Il existe toutefois un ensemble d’incertitudes qui rend délicat l’interprétation de ces prévisions. Les principales limites des hypothèses du modèle d’affectation ou de répartition modale de LTF ont été soulignées plus haut. Ces incertitudes concernent par exemple l’impact des deux gigantesques infrastructures de transport ferroviaire réalisées à travers la Suisse. Une autre incertitude concerne l’attraction des traversées françaises pour les flux de transit nord-européen qui s’en sont largement détournés au cours des dix dernières années. De même, l’évolution du partage modal peut également être un facteur d’incertitude tant la structure du marché du transport ferroviaire pourrait évoluer dans les prochaines années.

Mais il y a également une incertitude plus générale et, peut-être, plus lourde qui pèse sur ces estimations. Cette incertitude est constitutive à toute tentative de prévision économique. Elle consiste à souligner les risques qu’il y a à prévoir un phénomène à partir de l’observation des relations passées. Prévoir un phénomène à partir de relations estimées sur des séries historiques consiste en effet à faire l’hypothèse que les relations estimées vont se prolonger. Les prévisions ne sont que les prolongements des tendances historiques, incapables, par exemple, de prévoir d’éventuelles ruptures (Cairncross, 1969).

Dans notre cas d’étude, cette interrogation conduit à s’interroger sur ce que sera la relation entre la demande de transport de marchandises à travers les Alpes et l’activité industrielle italienne dans un dizaine ou vingtaine d’années. Le modèle de prévision développé dans le présent travail considère que cette relation se prolongera dans le futur. Au cours de ce travail, la stabilité de la relation transport/activité industrielle a été étudiée à de nombreuses reprises.

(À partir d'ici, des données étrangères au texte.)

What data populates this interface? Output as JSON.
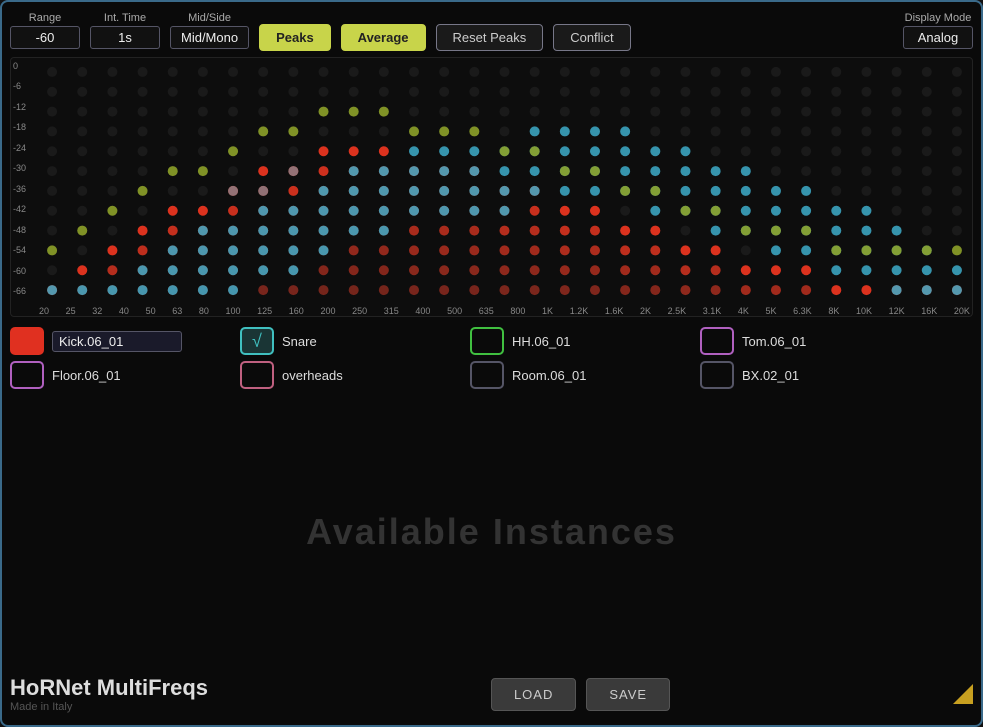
{
  "toolbar": {
    "range_label": "Range",
    "range_value": "-60",
    "inttime_label": "Int. Time",
    "inttime_value": "1s",
    "midside_label": "Mid/Side",
    "midside_value": "Mid/Mono",
    "peaks_label": "Peaks",
    "average_label": "Average",
    "reset_peaks_label": "Reset Peaks",
    "conflict_label": "Conflict",
    "display_mode_label": "Display Mode",
    "display_mode_value": "Analog"
  },
  "spectrum": {
    "y_labels": [
      "0",
      "-6",
      "-12",
      "-18",
      "-24",
      "-30",
      "-36",
      "-42",
      "-48",
      "-54",
      "-60",
      "-66"
    ],
    "x_labels": [
      "20",
      "25",
      "32",
      "40",
      "50",
      "63",
      "80",
      "100",
      "125",
      "160",
      "200",
      "250",
      "315",
      "400",
      "500",
      "635",
      "800",
      "1K",
      "1.2K",
      "1.6K",
      "2K",
      "2.5K",
      "3.1K",
      "4K",
      "5K",
      "6.3K",
      "8K",
      "10K",
      "12K",
      "16K",
      "20K"
    ]
  },
  "channels": [
    {
      "id": "kick",
      "label": "Kick.06_01",
      "style": "red-filled",
      "checkmark": "",
      "active": true
    },
    {
      "id": "snare",
      "label": "Snare",
      "style": "teal-border",
      "checkmark": "√",
      "active": true
    },
    {
      "id": "hh",
      "label": "HH.06_01",
      "style": "green-border",
      "checkmark": "",
      "active": false
    },
    {
      "id": "tom",
      "label": "Tom.06_01",
      "style": "purple-border",
      "checkmark": "",
      "active": false
    },
    {
      "id": "floor",
      "label": "Floor.06_01",
      "style": "purple-border",
      "checkmark": "",
      "active": false
    },
    {
      "id": "overheads",
      "label": "overheads",
      "style": "pink-border",
      "checkmark": "",
      "active": false
    },
    {
      "id": "room",
      "label": "Room.06_01",
      "style": "gray-border",
      "checkmark": "",
      "active": false
    },
    {
      "id": "bx",
      "label": "BX.02_01",
      "style": "gray-border",
      "checkmark": "",
      "active": false
    }
  ],
  "available_text": "Available Instances",
  "footer": {
    "title": "HoRNet MultiFreqs",
    "subtitle": "Made in Italy",
    "load_btn": "LOAD",
    "save_btn": "SAVE"
  }
}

En dépit de la significativité des relations estimées sur des séries temporelles historiques et de sa stabilité au cours des deux dernières décennies, l’utilisation de cette relation pour prévoir la demande de transport de marchandises à moyen ou long terme demeure une hypothèse forte qui ne repose sur d’autres fondements que le prolongement des tendances passées. Cette interrogation identifie alors une source majeure d’incertitude pour les prévisions, une source d’incertitude inhérente à tout exercice de ce type.